Scientific classification
- Kingdom: Plantae
- Clade: Embryophytes
- Clade: Tracheophytes
- Clade: Angiosperms
- Clade: Eudicots
- Clade: Asterids
- Order: Asterales
- Family: Asteraceae
- Genus: Celmisia
- Species: C. alpina
- Binomial name: Celmisia alpina (Kirk) Cheeseman

= Celmisia alpina =

- Genus: Celmisia
- Species: alpina
- Authority: (Kirk) Cheeseman
- Conservation status: NT

Species of flowering plant

Celmisia alpina, or mountain daisy, is a species of perennial flower that is endemic to New Zealand.

==Description==
A small flower with white petals and a yellow central flower head. The flower is a perennial.

The small size and narrow, linear leaves can be used to identify this flower in the field.

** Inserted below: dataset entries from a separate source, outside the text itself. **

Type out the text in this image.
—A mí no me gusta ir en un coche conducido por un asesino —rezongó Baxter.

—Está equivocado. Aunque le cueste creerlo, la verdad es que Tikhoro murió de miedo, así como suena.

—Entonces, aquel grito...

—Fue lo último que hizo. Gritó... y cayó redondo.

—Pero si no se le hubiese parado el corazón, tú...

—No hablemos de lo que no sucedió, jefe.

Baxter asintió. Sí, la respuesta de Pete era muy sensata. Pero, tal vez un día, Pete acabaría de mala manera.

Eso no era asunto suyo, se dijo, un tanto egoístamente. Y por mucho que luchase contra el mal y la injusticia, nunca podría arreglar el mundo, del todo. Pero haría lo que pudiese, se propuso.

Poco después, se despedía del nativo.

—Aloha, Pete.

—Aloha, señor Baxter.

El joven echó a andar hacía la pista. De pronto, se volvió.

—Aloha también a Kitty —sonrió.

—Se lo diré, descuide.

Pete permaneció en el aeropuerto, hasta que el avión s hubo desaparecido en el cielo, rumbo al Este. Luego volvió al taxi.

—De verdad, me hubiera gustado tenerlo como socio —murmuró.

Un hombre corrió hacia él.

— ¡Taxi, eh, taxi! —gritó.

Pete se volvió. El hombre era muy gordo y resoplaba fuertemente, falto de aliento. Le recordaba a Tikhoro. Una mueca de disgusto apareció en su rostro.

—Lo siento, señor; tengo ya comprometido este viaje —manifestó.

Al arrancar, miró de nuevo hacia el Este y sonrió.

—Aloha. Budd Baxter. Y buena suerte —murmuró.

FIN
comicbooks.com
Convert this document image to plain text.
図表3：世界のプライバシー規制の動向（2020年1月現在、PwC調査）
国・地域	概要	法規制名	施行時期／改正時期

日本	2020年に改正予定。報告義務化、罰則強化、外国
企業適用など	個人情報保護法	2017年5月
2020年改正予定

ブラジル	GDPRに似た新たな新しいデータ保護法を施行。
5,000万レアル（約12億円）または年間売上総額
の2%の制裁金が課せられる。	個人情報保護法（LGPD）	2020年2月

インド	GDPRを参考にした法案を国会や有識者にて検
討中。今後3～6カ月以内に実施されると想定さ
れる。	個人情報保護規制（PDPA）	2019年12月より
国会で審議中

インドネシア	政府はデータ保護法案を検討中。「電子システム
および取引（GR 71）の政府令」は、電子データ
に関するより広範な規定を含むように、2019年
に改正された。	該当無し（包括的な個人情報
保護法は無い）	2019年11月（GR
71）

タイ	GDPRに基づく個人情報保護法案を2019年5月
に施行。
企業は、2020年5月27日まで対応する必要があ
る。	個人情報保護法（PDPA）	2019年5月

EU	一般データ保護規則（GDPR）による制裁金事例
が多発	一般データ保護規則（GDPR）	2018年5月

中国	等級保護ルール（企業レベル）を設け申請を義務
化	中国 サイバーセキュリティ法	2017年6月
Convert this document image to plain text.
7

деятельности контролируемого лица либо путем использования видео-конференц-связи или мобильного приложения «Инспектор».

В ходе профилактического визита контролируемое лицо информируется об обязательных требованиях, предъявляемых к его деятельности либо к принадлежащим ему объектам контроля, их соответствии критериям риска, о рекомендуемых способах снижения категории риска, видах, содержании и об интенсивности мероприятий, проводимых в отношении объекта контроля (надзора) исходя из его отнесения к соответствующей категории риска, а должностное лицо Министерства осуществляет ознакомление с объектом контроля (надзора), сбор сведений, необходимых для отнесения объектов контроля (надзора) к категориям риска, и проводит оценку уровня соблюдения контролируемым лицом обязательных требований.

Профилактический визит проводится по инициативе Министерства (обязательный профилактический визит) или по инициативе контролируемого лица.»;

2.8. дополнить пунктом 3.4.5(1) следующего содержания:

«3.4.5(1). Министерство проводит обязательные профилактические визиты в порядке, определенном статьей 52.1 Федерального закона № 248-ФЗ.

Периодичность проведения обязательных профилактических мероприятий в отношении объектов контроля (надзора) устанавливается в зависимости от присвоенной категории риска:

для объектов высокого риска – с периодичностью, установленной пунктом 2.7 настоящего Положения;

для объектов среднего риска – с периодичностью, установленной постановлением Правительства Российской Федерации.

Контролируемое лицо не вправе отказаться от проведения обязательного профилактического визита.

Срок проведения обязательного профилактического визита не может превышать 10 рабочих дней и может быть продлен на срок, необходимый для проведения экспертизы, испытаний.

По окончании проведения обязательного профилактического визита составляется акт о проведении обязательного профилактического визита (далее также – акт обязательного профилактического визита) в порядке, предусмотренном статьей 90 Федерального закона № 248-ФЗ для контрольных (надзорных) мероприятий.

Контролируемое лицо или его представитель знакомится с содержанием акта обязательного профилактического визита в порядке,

==Distribution and habitat==
Celmisia alpina is found on the South Island and Stewart Island. It is widespread, and is not considered threatened. It is found in montane and alpine regions, particularly poorly-drained ones.

==Etymology==
alpina is a reference to the alpine environment of the Southern Alps, where this flower is found. The Southern Alps were named after the Alps, from which the Latin term is ultimately derived.

==Taxonomy==
Celmisia alpina is part of a wider Celmisia complex including Celmisia gracilenta, C. graminifolia, and C. setacea. Further work elucidating relationships is necessary.

The basionym is Celmisia longifolia var. alpina Kirk.